What is remarkable is that the whole system seems to be highly well-networked. Patients have many options to choose from. At the NDMC Polyclinic they can either take their medicines at the center or if that is not convenient, the clinic ties up with a community volunteer through a local NGO. It even goes to the extent of giving the patient an option to choose a person from his vicinity (not a relative) who is then trained and given the responsibility of ensuring that the patient takes the medicines. He has to maintain a chart given by the clinic and submit it regularly.
So what could be the motivation for such a large battery of dedicated workers in the program? Dr Vashisht feels the incentive could be the satisfaction of saving so many lives. “The average death rate from tuberculosis is only 5 percent as compared to 30 percent before the DOTS strategy was launched,” he added.
Today people are also quite aware. “Thanks to the program, more than 70 percent of the people, at least in Delhi, know that if you cough for more than three weeks, it could be tuberculosis,” Dr Vashisht added.

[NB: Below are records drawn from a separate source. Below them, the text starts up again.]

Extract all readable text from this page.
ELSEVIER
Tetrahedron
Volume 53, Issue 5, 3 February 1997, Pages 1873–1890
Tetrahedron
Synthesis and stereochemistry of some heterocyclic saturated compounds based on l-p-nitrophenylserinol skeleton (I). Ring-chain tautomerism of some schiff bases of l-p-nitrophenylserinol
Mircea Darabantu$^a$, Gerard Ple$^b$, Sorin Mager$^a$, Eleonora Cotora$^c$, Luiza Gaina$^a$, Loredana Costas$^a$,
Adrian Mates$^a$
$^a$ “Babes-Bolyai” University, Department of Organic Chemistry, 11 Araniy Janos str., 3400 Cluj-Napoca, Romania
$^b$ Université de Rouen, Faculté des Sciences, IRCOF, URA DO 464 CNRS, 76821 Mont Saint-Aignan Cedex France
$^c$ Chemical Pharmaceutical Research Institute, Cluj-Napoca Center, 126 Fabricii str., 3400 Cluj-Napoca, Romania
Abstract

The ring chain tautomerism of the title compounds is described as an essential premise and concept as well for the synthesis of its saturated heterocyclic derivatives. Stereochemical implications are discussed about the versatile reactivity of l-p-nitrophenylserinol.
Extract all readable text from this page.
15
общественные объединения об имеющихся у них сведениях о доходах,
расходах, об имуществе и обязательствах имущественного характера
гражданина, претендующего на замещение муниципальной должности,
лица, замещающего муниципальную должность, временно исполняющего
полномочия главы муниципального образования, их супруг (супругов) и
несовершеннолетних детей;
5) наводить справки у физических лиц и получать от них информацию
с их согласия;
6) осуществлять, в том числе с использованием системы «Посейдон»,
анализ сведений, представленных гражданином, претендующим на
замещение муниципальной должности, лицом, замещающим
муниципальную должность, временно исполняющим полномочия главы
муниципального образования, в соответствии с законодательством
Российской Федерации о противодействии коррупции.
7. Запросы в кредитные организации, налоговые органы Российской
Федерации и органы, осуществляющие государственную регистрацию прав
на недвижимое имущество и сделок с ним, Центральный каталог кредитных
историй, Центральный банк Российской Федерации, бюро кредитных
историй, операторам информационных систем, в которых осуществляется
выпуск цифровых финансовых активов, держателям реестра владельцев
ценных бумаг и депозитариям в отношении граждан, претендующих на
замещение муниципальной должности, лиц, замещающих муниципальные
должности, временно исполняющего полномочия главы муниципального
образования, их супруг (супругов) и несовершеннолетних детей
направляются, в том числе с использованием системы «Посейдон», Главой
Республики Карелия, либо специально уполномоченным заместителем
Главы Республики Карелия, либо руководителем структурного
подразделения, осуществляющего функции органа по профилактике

IEC campaigns such as these have helped create a high level of awareness amongst the people
Stigma and tuberculosis Doctors admit that while this level of awareness is helping allay several myths and misconceptions related to tuberculosis, it’s still a battle half won. “While stigma related to tuberculosis has reduced, we still have patients who face discrimination in society. What to speak of lay persons, it is even there among the medical staff. We still have doctors who refuse to drink anything at our clinic,” said Dr Verma.
However, the problem of stigma and discrimination goes beyond the impact on individuals and their families. It undermines public health efforts to fight the disease at a time “when 40 percent of India’s population is infected with the TB germ”, said Dr Vashisht – which means these germs lie dormant in an individual, but when the immune system does not work at an optimum level, they are likely to get tuberculosis. However, the RNTCP has set up a wide dissemination campaign which is also addressing the issue of stigma.
DOTS - A hope for millions Notwithstanding these challenges, this program continues to hold hopes for millions of people like Savita. Had it not been for India’s flagship tuberculosis program – one of the biggest TB programs in the world – families such as hers would have never been able to cope with this disease.